Si, dans un premier temps, les disciples, supposent que le corps a été dérobé, très vite leurs interrogations restent sans réponses. Ils sont désemparés. Qu’est-il advenu du corps, qui sont donc les coupables ? « (…) ils ont enlevé mon Seigneur, et je ne sais où ils l’ont mis. » (Jn. 20-13)

Une polémique s’installe (cf. Mat. 28,13-15). Les disciples soupçonnent les autorités juives mais la rumeur publique retourne l‘accusation contre les disciples.

 

En l’absence de preuves et dans l’impossibilité de retrouver le corps, cette disparition se transforme en mystère, mystère d’autant plus épais que le climat émotionnel est extrême. Leurs esprits sont survoltés, révoltés. Ils veulent comprendre, trouver du sens à tout cela. Leur foi en l’imminence du royaume de Dieu aurait-elle été vaine ? Avec leur Maître n’avaient-ils pas guetté les signes de son accomplissement ? Que restait-il sinon la Parole de Dieu (c’est-à-dire les Prophètes) ? C’est donc le cœur plein de détermination qu’ils "sondent" les Écritures ou plutôt c’est par la foi qu’ils vont trouver de nouvelles raisons d’espérer… Une foi nouvelle émergera qui se consolidera en se majorant.

 

S‘enfermant donc dans une logique de foi, ils se construisent tout un système d’explications qu’ils assimilent à la Parole de Dieu. Dès lors que cette foi était ancrée en eux toute explication rationnelle était définitivement écartée.[12]

 

Essayons de reconstruire le raisonnement des disciples :

 

- Jésus est un homme (Act. 2,22-23) qui a été livré selon la prescience de Dieu et crucifié. L'Esprit de l’Eternel reposait sur lui (És. 11,1). Dieu a annoncé par la bouche de ses prophètes que Jésus devait souffrir. Jésus est le serviteur souffrant de l'Éternel (Act. 3,17-18 ; És. 53,3-5 ; És. 53,10  És. 66,2). L'Éternel a permis que son serviteur soit brisé, humilié et tué pour le péché de tous. Il a été mené comme une brebis à la boucherie (Act. 8.32-33 ; És. 53). Les israélites ont agi par ignorance.(Act. 3,17-18 ; Act. 13,27).

 

- La résurrection de Jésus a été annoncée par les prophètes[13]. (Os.6,1.) Dieu l'a délivré des liens de la mort parce qu'il n'était pas possible qu'il fut retenu par elle. Il n’a pas permis que son bien-aimé voie la corruption (Act. 13,35 ; Ps. 16,10-11).

 

- Le tombeau vide est la preuve matérielle que Jésus est bien ressuscité.[14] (Mat.28. 6-7)

 

Dieu a élevé Jésus en le ressuscitant. Par sa résurrection il a donc triomphé de la mort. Il est le premier-né d'entre les morts (És. 25,8; Ps. 16,8-11; Act. 26,22-23).

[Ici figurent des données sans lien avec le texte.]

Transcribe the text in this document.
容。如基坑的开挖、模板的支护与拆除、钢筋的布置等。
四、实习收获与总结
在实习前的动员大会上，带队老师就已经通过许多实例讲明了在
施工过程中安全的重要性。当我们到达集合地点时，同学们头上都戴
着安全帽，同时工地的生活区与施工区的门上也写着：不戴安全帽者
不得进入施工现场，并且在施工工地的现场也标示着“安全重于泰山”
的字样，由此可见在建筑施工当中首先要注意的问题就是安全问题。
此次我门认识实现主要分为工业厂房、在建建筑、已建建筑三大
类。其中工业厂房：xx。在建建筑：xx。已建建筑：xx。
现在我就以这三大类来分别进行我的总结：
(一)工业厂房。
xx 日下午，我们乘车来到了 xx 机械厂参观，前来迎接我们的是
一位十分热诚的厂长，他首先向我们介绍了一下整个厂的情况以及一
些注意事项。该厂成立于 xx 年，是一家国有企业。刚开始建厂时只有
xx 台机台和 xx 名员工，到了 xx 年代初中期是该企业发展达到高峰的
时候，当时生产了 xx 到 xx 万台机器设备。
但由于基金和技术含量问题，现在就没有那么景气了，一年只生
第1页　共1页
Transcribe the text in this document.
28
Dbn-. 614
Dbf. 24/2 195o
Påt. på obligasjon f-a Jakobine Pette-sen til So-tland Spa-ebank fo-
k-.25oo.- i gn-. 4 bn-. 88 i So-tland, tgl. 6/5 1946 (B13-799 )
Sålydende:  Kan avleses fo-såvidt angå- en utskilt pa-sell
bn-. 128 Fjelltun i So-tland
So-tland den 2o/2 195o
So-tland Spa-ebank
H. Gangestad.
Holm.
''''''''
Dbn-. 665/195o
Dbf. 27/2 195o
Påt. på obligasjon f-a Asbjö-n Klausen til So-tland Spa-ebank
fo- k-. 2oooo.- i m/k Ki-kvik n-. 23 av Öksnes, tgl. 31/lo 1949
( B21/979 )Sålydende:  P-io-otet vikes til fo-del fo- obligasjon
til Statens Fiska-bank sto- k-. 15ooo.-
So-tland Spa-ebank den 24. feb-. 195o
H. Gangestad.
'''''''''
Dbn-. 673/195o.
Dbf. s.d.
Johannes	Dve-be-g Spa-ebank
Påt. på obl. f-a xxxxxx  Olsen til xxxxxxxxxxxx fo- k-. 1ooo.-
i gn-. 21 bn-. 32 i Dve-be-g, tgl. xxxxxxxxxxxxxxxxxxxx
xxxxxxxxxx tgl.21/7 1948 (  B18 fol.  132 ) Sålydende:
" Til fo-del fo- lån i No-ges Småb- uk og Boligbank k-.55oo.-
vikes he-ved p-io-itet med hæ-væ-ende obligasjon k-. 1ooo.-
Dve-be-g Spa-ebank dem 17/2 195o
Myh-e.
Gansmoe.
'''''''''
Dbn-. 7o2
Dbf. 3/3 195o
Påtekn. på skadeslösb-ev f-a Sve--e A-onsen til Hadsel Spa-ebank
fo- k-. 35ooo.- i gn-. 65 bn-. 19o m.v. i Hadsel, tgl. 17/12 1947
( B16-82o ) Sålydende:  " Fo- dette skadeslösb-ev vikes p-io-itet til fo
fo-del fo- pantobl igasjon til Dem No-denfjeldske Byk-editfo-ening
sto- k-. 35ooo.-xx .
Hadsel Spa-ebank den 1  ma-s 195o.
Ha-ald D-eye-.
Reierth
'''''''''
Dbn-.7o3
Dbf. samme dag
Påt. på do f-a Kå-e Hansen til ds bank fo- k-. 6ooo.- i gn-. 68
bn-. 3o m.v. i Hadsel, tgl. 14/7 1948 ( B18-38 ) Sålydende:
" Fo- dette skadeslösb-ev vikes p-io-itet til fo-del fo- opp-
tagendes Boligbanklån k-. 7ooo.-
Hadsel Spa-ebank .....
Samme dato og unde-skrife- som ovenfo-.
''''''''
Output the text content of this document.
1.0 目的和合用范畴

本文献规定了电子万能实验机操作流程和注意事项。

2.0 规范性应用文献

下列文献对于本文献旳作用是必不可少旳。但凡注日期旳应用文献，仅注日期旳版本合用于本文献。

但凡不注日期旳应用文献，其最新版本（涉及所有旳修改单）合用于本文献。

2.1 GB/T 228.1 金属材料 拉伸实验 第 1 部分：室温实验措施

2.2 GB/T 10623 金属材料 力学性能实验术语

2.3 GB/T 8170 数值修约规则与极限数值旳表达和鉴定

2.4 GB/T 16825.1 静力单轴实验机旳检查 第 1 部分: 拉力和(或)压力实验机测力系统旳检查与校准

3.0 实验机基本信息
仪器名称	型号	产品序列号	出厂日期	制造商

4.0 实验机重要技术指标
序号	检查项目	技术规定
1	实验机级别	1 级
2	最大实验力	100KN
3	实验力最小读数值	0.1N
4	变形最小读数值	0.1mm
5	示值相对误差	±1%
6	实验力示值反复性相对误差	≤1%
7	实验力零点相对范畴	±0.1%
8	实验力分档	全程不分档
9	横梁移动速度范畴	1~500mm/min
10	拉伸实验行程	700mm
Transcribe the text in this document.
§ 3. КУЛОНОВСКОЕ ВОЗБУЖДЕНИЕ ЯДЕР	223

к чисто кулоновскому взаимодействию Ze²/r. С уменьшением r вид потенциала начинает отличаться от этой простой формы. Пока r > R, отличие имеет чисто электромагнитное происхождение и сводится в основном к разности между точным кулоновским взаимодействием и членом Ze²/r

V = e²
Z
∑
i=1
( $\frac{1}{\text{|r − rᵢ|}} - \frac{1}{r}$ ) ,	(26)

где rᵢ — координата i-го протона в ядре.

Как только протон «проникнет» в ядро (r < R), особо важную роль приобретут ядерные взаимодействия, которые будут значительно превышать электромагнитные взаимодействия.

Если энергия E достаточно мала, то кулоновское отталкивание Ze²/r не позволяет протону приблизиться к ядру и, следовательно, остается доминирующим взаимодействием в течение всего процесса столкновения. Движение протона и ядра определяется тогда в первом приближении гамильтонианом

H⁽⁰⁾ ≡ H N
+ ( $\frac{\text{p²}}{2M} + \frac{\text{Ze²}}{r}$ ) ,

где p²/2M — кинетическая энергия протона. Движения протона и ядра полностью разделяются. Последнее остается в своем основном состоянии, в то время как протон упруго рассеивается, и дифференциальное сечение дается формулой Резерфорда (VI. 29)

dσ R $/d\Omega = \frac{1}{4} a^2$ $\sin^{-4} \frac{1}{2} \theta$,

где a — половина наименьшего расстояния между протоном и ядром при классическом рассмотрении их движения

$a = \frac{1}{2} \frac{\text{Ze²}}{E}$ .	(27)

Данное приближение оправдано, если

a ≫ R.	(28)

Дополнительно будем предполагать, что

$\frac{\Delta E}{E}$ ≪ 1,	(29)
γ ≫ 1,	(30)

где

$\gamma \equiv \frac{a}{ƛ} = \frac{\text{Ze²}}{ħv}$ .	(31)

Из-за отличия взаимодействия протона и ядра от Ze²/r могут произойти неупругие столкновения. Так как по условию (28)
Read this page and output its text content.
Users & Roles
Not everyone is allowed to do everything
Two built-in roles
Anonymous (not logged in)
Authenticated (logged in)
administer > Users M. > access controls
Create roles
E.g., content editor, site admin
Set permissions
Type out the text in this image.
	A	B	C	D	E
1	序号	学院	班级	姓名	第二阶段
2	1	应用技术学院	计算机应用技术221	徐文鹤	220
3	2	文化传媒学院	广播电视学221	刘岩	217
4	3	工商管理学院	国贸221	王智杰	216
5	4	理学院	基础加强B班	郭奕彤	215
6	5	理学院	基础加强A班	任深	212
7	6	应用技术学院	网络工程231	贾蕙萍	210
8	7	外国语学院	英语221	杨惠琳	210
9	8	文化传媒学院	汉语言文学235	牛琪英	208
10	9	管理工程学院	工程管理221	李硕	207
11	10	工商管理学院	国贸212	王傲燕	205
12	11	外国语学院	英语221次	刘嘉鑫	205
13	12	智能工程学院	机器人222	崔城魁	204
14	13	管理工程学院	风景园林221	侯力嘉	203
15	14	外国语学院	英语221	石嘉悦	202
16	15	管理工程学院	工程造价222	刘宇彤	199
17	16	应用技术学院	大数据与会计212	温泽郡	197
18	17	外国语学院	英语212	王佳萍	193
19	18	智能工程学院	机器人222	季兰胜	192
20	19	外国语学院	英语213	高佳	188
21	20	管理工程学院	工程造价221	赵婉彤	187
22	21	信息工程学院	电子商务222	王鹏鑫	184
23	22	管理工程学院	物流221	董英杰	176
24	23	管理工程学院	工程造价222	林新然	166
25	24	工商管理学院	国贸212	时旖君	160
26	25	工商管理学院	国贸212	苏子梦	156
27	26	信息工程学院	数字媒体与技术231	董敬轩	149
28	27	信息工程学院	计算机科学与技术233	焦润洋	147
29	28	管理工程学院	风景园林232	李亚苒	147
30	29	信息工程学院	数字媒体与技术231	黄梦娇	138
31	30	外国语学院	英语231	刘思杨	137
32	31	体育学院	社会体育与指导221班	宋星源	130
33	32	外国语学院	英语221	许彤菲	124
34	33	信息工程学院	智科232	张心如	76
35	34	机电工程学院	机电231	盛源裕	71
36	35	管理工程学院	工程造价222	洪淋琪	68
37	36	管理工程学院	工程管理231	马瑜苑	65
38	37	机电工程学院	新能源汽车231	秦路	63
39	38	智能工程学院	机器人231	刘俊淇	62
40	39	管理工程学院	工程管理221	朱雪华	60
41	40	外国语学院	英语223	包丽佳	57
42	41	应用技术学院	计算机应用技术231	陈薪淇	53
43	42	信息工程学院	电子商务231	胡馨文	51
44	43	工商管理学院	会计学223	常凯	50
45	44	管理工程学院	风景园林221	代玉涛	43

Cette résurrection constitue en fait les prémices de la résurrection générale. Le Jour de l'Éternel est donc tout proche. (És. 25,8; És. 26,19; Os. 13,14; 1Cor. 15,54; Dan. 12,2 ; Ez. 37,12-13) Croire en l'imminence de la résurrection des saints c'est donc d'abord croire en la résurrection de Jésus. (1 Cor. 15, 13-19)

 

- Jésus est le bien-aimé (Ps. 16,10), le messager de l'Éternel (Mal. 3,1) , un prophète comme Moïse (Act. 3,22-23; Deut. 18.18-19) le fils de Dieu (Act. 13,33; Ps. 2,7). Dieu l'a récompensé pour son sacrifice. Il l'a désigné comme Messie (= Christ) (Act. 2, 36) et il va revenir[15]. Si le ministère terrestre de Jésus a été marqué par l'humilité et le dépouillement, son ministère céleste est désormais marqué par l'honneur, la puissance et la gloire (1Pi. 1,20-21 ; Ps. 2,7-12 ; 2 Sam. 7,12-13;). La personne de Jésus subit ainsi toute une transposition.[16]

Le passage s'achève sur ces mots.